With quixotic courage, the Governmental Accounting Standards Board has issued a preliminary views document on one of accounting's most confounding issues - reporting on derivatives.The suggested standard would require governmental financial statements to report derivatives at fair value in the balance sheet, unless the instrument is effectively hedging the risk that it was issued to offset. In such cases, the derivative's fair value would be reported in the balance sheet as either deferred charges or deferred credits, with no effect of fair value changes on the change statement.

"I think GASB is trying its best to find a balance between a desire for appropriate financial disclosure and a goal of not making the disclosure overly burdensome," said Peter Shapiro, a managing director of Swap Financial Group and a member of the GASB task force that helped develop the document. "They've come up with a number of workable ways to category a hedge as effective and allow for a deferral of recognition of any ineffectiveness, and all of that is a positive result. It is way better than what the Financial Accounting Standards Board has done in its Statements 133 and 138."

GASB project manager Randal Finden is pleased with the clarity of the answers that the proposal provides. "For such a complicated statement, you can summarize the whole thing in just a few sentences," he said. "We're going to put them on the balance sheet at fair value, and if fair value changes on the income statement, and it's hedging, then we're going to defer those gains and losses. That summarizes the whole thing."

Finden said that GASB is using the same definitions that FASB used in its statements, and many of the rules are the same. Much of the new reporting would include information that is already disclosed in governmental financial statement footnotes, so the impact on financial markets, he explained, should not be a shock of new information.

The GASB document departs from the FASB statements in a few areas, such as the categorization of what qualifies as a hedge. The GASB document provides much more guidance on hedging activities, reducing ambiguity.

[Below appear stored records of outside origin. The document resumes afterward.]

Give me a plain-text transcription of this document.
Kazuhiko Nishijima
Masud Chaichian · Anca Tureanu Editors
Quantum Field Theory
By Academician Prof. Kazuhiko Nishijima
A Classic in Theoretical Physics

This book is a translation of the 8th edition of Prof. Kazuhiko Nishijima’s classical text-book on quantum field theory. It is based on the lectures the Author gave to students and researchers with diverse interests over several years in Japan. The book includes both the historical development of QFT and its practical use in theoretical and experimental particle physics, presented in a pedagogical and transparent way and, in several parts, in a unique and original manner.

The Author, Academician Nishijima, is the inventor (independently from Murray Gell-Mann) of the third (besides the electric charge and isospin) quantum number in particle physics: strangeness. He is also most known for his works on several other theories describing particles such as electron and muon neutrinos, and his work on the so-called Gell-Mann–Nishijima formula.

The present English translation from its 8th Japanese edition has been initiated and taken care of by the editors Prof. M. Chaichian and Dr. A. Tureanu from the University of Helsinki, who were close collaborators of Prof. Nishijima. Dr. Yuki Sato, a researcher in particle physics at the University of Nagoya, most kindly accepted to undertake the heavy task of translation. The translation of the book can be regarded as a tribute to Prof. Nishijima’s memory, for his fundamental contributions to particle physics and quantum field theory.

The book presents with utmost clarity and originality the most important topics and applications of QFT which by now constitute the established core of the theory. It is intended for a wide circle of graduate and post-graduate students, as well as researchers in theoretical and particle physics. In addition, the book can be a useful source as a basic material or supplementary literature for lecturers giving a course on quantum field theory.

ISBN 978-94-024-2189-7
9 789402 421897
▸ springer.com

"We were uncomfortable with different practitioners, different preparers and different auditors having different answers for similar transactions," Finden explained. "Part of the board's concern with the proposal is that it can be difficult if you don't know what the right answer is. So we're going to give you the right answer, the specific metrics that you need to meet and answer that very important question: What is an effective hedge?"

Among the more innovative departures from the FASB statement regards accounting for a synthetic interest rate for debt, a practice common among governments. One of the hedging methods allows for balancing the cash flows of a hedged debt at a variable interest rate with a fixed interest rate swap, effectively creating a synthetic interest rate.

Finden described the guidance as very specific, with illustrated examples that detail exactly what metrics were used, what journal entries were made, the consequent financial numbers, and the conclusion on why a given hypothetical transaction did or did not constitute an effective hedge.

Finden added that there are several issues that have not been addressed in the preliminary views, and for that reason the board opted not to issue an actual exposure draft of a proposed statement. In the area of routine sales, for example, the document expresses general concepts and principles, but not specific guidance.

While generally pleased with the proposal, Shapiro is unsure whether the measurement and testing that would be required would be a burden to governmental accountants.

"For sophisticated preparers, my immediate interpretation is that this is stuff they are pretty much doing anyway," Shapiro said. "Many of them already measure, for their own management needs, more than what is required in the footnote. For the less-sophisticated preparer who does one swap here, one there, I have questions about whether this will create some problems. I want to explore it more and hear what people have to say, so the public comment process will be very valuable in getting a feel for that."

GASB is issuing a plain-language supplement. Since the PV document is less than a proposed standard, it gives the board an opportunity for such an editorial supplement that explains not only the answers to accounting problems, but the nature of the problems themselves and why certain alternatives were chosen.

Finden will be touring North America to give seminars and conferences to explain GASB's preliminary position on derivatives. The board will hold a hearing at the annual conference of the Association of Government Accountants in San Diego on June 21, 2006, and a panel discussion in New York on July 10 at a time and place to be determined. Comments are requested by July 28, 2006.

The preliminary views document can be downloaded at www.gasb.org.